According to a blog post on Samsung’s Website, it has now passed 20 million Galaxy S III devices sold. Samsung’s flagship smartphone set the record just 100 days after its debut in May 2012, faster than any previous iteration of the Galaxy brand.
The announcement comes on the heels of a report from Canaccord Genuity analysts that found Galaxy S III was the top-selling phone at Verizon, Sprint and T-Mobile in August, pushing the iPhone 4S from a spot it has occupied since its 2011 arrival.
“The Galaxy S III has enjoyed tremendous attention and popularity since its launch in May, and we are thrilled with its success,” JK Shin, president and head of Samsung’s IT and mobile communications division, said in a prepared statement. “I would like to express my sincere appreciation to customers who have chosen the Galaxy S III. We will never stop providing the latest smart mobile technologies to help users live a life extraordinary.”
The fierce rivalry between Apple and Samsung has been dramatically highlighted in recent weeks as Samsung has pulled away from Apple in the battle for smartphone market share, and Apple won a closely watched, high-profile patent-infringement lawsuit against Samsung. Apple added the Galaxy S III to a list of Samsung products it wants a federal judge to ban from the US market, based on those infringement claims. The list of smartphones and tablet computers Apple wants banned in this latest proceeding now numbers 21, according to the Associated Press.
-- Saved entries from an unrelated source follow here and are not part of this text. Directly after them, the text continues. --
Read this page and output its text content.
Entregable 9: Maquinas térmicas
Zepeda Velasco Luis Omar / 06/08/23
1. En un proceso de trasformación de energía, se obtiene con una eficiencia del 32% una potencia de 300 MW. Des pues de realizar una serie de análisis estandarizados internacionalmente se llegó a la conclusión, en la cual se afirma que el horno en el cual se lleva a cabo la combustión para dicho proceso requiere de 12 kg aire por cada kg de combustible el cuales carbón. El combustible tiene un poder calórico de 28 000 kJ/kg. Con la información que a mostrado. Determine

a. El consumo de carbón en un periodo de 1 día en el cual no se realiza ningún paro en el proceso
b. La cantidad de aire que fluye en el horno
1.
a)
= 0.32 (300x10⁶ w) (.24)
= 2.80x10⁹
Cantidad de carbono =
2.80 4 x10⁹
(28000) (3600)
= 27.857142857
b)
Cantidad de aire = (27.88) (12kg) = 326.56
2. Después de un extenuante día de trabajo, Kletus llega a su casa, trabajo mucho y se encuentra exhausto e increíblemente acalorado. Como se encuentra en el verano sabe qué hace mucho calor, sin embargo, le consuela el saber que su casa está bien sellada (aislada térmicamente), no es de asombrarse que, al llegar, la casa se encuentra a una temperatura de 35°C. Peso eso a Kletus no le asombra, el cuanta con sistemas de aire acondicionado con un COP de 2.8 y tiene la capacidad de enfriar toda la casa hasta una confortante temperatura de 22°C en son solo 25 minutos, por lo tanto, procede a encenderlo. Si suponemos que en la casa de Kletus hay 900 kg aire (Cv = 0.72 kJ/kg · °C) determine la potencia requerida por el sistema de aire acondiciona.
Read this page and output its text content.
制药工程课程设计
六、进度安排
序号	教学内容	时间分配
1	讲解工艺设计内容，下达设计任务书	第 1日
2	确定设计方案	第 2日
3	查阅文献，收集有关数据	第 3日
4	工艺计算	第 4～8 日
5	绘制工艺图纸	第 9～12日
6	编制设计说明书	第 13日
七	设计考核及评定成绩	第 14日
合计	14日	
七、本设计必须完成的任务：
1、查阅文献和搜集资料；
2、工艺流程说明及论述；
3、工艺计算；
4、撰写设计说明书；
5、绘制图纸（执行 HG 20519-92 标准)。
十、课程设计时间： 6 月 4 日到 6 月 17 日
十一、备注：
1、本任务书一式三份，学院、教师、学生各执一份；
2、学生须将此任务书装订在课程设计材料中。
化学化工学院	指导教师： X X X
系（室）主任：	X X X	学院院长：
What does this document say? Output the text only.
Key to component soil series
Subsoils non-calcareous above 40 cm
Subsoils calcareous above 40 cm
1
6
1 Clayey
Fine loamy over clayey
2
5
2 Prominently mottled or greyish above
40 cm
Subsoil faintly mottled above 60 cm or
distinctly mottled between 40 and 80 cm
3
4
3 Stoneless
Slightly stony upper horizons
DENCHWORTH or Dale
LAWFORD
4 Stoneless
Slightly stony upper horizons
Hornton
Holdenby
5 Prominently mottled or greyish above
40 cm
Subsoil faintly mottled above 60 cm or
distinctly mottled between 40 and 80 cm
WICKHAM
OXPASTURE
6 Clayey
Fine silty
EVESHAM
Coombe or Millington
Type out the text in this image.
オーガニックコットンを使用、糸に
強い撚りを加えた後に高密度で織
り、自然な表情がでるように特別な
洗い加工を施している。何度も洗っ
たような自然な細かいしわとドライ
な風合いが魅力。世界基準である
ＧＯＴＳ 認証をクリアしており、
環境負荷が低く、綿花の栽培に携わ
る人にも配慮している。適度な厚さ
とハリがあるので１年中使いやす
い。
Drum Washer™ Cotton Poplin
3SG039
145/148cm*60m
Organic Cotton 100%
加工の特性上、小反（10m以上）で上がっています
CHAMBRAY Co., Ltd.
All the sales figures and high court judgements form a dramatic background for the impending launch of the latest iteration of Apple’s iPhone smartphone, informally dubbed the iPhone 5.
Apple sent out invitations earlier this week to a special event being held 12 September in San Francisco, where the long-anticipated smartphone is expected to make its debut.
The launch has been the technology world’s worst-kept secret for months now, as information and images concerning the look and technical specifications of the handset have leaked online. Meanwhile, rumours, speculation and analyst predictions have pushed anticipation for the device into the stratosphere. An 17 August research note from Jefferies analyst Peter Misek said the iPhone 5 launch would be the biggest smartphone launch in history, and said he expects Apple to have approximately 15 million iPhone 5 handsets in inventory by mid-September.
The iPhone 5 is expected to include a larger 4-inch screen that can help it compete with the bigger displays found on the Galaxy S III and other rival devices. Despite having a larger screen size, the new iPhone is reportedly slimmer than the iPhone 4S and will sport a reconfigured charging dock with fewer pins. Other features such as 4G Long-Term Evolution (LTE) connectivity, near-field communication (NFC) capabilities and a more powerful battery are expected to find their way onto the iPhone 5. While no one knows for sure what will happen until Apple draws the curtain back Sept. 12, one thing is certain: The smartphone wars are far from over.